Monday, February 25, 2013

Stuck In The Web

2013 I am learning so many more trends, and sometimes I feel like an old man, because it is a new day as an actor. For instance, you don't have to print out pictures and resumes hardly anymore.  The hard copy of your picture and resume barely exists, cause they already have everything they need from you via  the web.  This is great for my bank account, and I ain't complaining.  IMDB Page, Actors Access, SAG J-Actor, Personal Web site, LAcasting, Twitter, Blog, Facebook, you tube....... The web is such an important part of the business and trying to keep up can be intense.  Another popular trend on the east and west coast for actors, is the web series.  People are actually being creative writing amazing pieces of work.
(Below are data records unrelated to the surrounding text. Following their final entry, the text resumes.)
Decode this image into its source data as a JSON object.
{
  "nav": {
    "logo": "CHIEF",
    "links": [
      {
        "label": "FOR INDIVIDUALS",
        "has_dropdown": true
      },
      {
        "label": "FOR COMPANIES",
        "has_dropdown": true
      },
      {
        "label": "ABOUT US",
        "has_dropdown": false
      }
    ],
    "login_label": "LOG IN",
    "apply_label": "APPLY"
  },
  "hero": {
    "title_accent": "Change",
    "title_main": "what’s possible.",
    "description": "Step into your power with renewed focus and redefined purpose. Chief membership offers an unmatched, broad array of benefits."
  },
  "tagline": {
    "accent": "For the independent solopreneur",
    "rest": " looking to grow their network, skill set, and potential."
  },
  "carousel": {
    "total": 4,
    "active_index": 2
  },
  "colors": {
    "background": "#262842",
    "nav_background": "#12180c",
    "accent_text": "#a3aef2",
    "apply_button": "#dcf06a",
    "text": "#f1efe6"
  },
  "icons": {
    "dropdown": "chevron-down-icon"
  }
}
The production value is pretty awesome as well, and some of the series I see are better then what is on t.v.  A few web series have been picked up by major networks, and have become t.v. shows.  Even celebrities have brilliant web series out there, that are funny, imaginative and poignant.  I was recently listening to actress/comedian Niecy Nash speak at my church here in Los Angeles.  Off the track; she is really an amazing women of Christ, and I learned a ton from this conversation.  Back on track; she spoke on how proud she was of her web series, and how it is one the best things she has done.  I actually follow two web series in my life, and I am proud to support them.  I will leave there links at the bottom of the page, if you ever want to check them out for yourself.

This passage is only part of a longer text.